The walkway section located above the cable tunnel was glass clad with asbestos rope beading. The span of the bridge was 25m, and once the cable tray was deplaned, the structure was lifted out whole utilising a 250t mobile crane and deconstructed at ground level.
With the removal of the turbine hall and outlying buildings delivered, Magnox awarded us the follow-on decommissioning phase. This phase involved working within the Radioactive Controlled Area (RCA) to undertake a major programme of bulk asbestos removal from items of pressure plant contained within boiler houses, boiler annexes, drum stores, top gas ducts, upper and lower gas ducts and foundation block areas.
We also carried out mechanical de-planting to the external façade of the reactor building to remove high-pressure steam mains and shield cooling inlet ductwork.

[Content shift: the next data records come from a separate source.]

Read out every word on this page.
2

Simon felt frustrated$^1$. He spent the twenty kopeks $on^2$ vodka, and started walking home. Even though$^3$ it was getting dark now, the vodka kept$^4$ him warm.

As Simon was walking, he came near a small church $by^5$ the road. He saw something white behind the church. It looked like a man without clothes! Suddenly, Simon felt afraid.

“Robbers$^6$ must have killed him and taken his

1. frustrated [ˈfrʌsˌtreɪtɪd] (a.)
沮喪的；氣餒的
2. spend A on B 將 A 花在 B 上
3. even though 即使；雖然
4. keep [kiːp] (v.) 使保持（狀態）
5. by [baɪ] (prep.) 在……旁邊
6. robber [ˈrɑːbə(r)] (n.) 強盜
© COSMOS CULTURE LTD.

During the execution of the reactor buildings asbestos removal works, we worked collaboratively with Magnox and their appointed analytical consultant to overcome many engineering challenges associated with back propping of roof slabs, containing and removing stored energy in unstable spring hangars, mechanically supporting pipe assemblies and hot cutting of springs to remove stored energy – all within the controls of
asbestos regulation and compliance. All notifiable asbestos was removed by our fully licensed asbestos removal department under controlled conditions using qualified asbestos removal operatives.
Due to the scale of scaffolding required on the Dungeness site, we managed it in-house, employing scaffold labour direct and purchasing all the requisite apparatus. The scaffolding erected is commonly referred to as “ranch” scaffolding utilising the skeleton to form an enclosure with polythene and installing decks to accommodate negative pressure units.
Comprehensive design calculations and drawings were formulated before erection. All scaffolding was rigorously inspected before it was used for the first time and then every seven days until it was removed. It was also inspected each time it was exposed to conditions likely to cause deterioration, e.g. following adverse weather conditions or following substantial alteration. All scaffolding inspections were carried out by a competent person whose combination of knowledge, training and experience was appropriate for the type and complexity of the scaffold inspected.